Forty Three point Two

やってらんねえよな

冬季休業前 キャンパスにて

 冬季休業前の、キャンパスが好きだ。大学の、いわゆる冬休みを冬季休業と呼ぶのか否かは知らないが、人の少ないキャンパスは好きだ、と思った。それは下校時間直前の、人気のない高校の雰囲気に似ているからなのかも知れない。

 僕は2限が始まる時間に起きて、結局3限が始まって30分も経ってから教室にたどり着く行程で大学に向かっていた。駅から大学まで歩きながら、自動販売機の前を通り過ぎ、カルピスソーダが安く売られていることに気がつき、恋人がカルピスソーダを好きなのを思い出しながら、早足で教室に向かった。

 教室についても、入り口近くの数人の学生が一瞬振り返るだけで、下を向いて話し続ける教授は、遅れて入って来た僕に気がつくそぶりもない。遅刻に寛大なその教授は、昼食後の学生が興味を持って聞くような話はせず、子守唄のように心地よいペースで道徳教育について語っていた。学生は教室の後ろの方の席にかたまってスマホをいじったり、突っ伏して居眠りを決め込んだり、思い思いに退屈な午後のひとときを過ごしていた。僕はMacBookを取り出して、抱えていた幾つかの済ませなければならない用事と確認事項をに取り組んだ。それらがちょうど終わる頃、教授の「今日はこのくらいにしましょう」の声が古いスピーカーを通して、教室に拡散された。出席表の回収はされなかった。

 授業が終わった後、僕は図書館へ向かった。冬休みは短くて、今持っている本で十分終わってしまいそうだったけど、夜ある飲み会まで暇だったので、金がかからない時間の潰し方として適するであろう選択肢を選んだつもりだった。結果として、ちょうど読んでみたいと思っていた本を思い出し、検索をかけたがすべて貸出中であったために、どうしてもその本を手に入れたくなった僕は生協で本を買う羽目になったが。

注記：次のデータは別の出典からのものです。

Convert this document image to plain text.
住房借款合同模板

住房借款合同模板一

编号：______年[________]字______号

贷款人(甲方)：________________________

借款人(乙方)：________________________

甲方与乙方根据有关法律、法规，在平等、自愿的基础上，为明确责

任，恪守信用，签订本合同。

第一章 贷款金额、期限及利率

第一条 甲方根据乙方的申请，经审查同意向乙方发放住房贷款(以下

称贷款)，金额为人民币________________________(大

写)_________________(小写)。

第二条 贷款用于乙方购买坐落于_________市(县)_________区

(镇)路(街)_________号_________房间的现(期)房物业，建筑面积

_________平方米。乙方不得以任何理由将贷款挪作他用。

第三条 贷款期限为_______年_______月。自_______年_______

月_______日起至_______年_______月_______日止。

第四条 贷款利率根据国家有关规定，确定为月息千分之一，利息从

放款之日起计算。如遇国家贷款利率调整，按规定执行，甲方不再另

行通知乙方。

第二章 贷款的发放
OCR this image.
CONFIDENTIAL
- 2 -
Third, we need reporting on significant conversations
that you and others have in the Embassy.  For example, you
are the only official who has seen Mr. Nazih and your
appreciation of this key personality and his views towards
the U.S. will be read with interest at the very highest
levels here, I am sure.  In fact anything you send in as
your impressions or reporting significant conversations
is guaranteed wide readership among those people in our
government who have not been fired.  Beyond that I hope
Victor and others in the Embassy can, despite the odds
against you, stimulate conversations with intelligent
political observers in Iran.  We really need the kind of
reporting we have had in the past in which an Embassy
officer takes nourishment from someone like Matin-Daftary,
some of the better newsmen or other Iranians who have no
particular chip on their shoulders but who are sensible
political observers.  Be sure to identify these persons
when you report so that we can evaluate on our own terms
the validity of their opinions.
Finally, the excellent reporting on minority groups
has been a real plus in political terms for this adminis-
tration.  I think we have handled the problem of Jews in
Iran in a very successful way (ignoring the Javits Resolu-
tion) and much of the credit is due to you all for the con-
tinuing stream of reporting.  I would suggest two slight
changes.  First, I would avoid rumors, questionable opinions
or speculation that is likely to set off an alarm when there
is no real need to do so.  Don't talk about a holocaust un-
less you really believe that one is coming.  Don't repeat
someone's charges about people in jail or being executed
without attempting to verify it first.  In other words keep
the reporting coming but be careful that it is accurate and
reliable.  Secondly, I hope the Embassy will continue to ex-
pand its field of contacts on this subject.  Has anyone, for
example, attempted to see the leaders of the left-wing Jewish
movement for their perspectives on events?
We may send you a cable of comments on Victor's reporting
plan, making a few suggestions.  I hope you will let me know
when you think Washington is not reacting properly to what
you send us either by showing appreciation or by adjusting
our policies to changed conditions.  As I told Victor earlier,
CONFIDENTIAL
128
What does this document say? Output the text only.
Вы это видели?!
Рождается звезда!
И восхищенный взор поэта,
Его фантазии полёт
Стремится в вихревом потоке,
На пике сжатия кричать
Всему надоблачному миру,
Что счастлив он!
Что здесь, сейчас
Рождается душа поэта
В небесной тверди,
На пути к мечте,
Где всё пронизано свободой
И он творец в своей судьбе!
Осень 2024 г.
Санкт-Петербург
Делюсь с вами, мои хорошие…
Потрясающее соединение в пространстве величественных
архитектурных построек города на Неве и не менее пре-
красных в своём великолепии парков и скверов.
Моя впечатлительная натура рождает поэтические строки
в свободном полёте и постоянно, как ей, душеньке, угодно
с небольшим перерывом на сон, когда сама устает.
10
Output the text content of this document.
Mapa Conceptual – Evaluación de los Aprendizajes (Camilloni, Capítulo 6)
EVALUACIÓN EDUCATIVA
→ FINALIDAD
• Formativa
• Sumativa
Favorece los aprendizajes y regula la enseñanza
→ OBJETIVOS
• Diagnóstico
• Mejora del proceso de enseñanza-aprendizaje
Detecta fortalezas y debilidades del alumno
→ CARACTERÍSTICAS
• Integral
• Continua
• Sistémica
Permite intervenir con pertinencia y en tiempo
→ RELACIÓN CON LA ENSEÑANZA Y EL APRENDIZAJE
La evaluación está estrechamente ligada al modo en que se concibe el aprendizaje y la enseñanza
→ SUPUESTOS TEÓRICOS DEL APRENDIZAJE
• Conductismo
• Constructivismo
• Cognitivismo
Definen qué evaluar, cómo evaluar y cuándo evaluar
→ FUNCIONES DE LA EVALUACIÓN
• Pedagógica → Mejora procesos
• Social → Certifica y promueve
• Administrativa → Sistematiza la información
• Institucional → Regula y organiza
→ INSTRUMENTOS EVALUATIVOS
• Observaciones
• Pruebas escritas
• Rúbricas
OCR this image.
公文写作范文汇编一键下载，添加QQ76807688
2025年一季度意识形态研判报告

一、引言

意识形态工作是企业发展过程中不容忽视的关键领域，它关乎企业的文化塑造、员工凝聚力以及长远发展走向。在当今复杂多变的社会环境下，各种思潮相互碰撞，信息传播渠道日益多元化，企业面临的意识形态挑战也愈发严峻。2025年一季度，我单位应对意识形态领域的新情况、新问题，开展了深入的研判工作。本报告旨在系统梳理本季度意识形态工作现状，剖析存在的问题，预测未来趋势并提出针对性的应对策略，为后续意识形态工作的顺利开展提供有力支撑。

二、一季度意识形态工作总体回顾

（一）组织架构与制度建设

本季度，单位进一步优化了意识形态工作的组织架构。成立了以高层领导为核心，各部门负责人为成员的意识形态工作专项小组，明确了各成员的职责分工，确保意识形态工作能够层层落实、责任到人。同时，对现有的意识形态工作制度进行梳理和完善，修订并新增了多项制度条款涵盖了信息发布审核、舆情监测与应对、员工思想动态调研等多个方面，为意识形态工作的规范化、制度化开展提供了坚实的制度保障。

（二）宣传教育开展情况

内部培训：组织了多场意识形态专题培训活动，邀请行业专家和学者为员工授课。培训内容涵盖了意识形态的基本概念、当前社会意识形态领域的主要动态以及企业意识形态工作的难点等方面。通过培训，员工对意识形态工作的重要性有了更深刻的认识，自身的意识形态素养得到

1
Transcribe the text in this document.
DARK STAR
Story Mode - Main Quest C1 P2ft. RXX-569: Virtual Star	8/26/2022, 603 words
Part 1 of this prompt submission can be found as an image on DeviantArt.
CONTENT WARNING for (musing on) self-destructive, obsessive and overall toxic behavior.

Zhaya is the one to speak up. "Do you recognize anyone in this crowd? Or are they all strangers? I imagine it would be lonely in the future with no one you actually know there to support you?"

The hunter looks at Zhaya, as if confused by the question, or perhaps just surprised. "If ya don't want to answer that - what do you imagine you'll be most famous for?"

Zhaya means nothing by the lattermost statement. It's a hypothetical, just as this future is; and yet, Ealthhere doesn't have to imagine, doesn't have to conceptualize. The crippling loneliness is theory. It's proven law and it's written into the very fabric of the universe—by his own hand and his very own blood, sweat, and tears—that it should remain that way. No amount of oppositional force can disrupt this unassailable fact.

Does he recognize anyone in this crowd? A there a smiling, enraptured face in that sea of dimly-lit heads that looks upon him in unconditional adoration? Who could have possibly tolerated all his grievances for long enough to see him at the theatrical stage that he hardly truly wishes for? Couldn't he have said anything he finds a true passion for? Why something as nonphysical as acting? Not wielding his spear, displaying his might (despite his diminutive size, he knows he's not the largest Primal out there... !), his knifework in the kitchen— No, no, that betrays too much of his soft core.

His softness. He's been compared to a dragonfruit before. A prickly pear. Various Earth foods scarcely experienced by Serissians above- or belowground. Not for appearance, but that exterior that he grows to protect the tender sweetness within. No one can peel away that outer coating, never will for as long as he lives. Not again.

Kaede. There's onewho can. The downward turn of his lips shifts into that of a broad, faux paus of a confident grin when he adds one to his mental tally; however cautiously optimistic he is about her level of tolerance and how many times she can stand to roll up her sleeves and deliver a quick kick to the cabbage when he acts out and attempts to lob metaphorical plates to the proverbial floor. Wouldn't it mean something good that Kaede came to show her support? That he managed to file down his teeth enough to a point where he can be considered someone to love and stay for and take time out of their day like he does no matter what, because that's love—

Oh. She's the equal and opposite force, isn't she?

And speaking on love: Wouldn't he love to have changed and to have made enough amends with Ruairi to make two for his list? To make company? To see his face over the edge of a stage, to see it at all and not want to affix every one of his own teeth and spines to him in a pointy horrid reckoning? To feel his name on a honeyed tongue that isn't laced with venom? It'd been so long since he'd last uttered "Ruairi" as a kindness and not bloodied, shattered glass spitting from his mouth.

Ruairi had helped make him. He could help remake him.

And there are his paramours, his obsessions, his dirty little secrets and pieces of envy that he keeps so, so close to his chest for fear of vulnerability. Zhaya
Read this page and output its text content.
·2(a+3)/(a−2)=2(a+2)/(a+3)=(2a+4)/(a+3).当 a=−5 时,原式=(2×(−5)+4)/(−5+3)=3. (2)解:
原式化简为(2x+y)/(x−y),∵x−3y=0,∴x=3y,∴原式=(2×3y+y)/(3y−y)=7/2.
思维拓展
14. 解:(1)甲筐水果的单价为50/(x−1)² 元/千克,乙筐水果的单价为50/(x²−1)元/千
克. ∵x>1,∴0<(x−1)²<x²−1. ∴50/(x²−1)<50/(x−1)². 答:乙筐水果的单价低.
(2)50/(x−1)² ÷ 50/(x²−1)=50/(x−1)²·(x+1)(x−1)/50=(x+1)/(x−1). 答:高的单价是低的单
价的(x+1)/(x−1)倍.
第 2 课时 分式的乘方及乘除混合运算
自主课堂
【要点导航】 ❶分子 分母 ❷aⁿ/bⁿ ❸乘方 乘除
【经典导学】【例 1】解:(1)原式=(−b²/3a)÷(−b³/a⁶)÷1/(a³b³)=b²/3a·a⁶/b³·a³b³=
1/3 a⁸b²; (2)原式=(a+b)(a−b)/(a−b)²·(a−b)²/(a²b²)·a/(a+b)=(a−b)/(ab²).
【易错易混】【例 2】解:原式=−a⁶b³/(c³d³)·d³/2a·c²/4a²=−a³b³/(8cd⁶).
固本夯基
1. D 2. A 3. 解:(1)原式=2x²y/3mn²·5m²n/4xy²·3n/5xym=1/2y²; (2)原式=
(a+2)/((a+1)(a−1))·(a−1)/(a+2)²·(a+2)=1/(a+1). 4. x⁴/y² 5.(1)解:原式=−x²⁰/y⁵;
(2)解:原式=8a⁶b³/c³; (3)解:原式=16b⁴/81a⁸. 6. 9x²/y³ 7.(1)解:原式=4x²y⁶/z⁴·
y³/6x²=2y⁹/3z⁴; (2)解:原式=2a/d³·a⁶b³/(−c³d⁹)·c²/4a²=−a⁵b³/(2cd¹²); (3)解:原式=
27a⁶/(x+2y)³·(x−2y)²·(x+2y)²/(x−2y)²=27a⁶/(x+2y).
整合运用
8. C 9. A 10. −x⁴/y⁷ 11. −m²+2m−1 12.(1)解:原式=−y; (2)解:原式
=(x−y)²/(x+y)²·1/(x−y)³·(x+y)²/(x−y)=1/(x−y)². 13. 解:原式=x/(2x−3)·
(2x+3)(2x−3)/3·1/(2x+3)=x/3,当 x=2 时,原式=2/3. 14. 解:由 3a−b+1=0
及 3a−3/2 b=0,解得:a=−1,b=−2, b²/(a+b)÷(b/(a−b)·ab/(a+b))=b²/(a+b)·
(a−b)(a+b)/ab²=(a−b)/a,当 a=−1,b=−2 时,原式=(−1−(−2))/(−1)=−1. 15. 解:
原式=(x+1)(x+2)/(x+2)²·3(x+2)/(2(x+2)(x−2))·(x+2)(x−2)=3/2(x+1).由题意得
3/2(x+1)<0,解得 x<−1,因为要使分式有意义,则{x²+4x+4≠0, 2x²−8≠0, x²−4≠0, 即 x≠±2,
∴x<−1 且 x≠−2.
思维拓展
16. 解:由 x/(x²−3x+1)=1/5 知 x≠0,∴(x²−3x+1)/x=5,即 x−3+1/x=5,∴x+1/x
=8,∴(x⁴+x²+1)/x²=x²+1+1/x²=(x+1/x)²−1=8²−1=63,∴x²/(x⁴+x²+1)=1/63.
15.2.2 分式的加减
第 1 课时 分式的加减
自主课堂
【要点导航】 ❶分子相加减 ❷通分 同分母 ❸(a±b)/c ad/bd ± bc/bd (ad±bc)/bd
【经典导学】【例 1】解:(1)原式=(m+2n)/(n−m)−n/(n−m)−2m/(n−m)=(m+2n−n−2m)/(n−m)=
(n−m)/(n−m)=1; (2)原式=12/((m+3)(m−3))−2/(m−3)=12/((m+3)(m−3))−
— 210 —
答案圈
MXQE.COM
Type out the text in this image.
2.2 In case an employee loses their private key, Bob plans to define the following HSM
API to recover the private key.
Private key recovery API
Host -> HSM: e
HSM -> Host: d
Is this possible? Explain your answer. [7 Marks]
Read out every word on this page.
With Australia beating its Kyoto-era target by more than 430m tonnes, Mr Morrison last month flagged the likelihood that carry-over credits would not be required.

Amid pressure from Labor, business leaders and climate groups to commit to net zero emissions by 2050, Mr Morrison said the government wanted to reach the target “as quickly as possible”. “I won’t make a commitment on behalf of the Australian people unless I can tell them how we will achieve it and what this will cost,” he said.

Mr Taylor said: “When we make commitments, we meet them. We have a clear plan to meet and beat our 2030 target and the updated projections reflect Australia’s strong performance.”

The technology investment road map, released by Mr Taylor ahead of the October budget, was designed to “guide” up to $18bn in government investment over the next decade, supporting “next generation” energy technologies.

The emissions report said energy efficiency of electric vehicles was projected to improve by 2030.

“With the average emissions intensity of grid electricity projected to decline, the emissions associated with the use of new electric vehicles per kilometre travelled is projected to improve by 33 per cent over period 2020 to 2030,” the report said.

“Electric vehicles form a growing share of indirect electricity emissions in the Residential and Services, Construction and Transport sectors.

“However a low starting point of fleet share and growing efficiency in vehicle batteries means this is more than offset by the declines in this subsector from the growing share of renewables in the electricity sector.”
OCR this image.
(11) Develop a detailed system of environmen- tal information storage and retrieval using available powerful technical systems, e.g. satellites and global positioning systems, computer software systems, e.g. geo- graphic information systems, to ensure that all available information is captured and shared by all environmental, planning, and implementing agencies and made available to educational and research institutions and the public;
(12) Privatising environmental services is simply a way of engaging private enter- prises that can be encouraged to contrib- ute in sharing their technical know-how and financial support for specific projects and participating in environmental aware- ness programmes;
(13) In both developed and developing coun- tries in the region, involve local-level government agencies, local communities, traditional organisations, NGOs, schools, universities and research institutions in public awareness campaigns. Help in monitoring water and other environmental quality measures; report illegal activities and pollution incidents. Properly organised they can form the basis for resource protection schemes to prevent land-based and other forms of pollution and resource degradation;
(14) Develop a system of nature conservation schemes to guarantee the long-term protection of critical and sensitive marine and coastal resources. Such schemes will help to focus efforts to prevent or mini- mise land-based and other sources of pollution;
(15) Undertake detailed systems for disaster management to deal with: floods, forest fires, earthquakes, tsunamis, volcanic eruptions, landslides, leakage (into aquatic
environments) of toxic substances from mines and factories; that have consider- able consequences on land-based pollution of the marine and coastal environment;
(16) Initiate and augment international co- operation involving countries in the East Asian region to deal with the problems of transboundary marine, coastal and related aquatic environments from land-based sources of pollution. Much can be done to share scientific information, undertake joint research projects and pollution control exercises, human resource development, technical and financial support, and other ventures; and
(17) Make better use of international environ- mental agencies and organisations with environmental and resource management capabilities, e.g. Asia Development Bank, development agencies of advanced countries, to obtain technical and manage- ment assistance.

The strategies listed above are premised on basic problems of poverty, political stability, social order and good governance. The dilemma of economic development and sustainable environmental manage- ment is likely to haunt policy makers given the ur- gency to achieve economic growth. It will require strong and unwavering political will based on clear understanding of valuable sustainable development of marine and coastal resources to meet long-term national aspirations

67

 目当ての本を手に入れ、最初の章を読み終えた頃、自分が昼食を食べていないことに気がついた。空きっ腹にお酒をいれるのが嫌だったので、学食で軽く食事を済ませることにした。17時過ぎの学食は、談笑する学生の数もまばらで、年末の営業予定表なんかを張り出していて、僕はその雰囲気をひどく気に入った。入学当初こそ利用すれど、最近は使わなくなったな学食は季節によって違うのか、僕の知っているメニューは殆どなかった。知っているメニューの中からカツカレーを選んだのは、高校時代の学食を思い出したからだろうか。学生アルバイトなのか、ハキハキ話すことができなさそうな店員が盛ってくれたカツカレーは、カツがメニューの写真のようには切れていなかったし、一切れサービスしてくれるなんてこともなかった。安っちいチキンカツではあったけれど、たまに一切れサービスしてくれた、無愛想な高校の学食のおばさんが、ひどく懐かしく感じられた。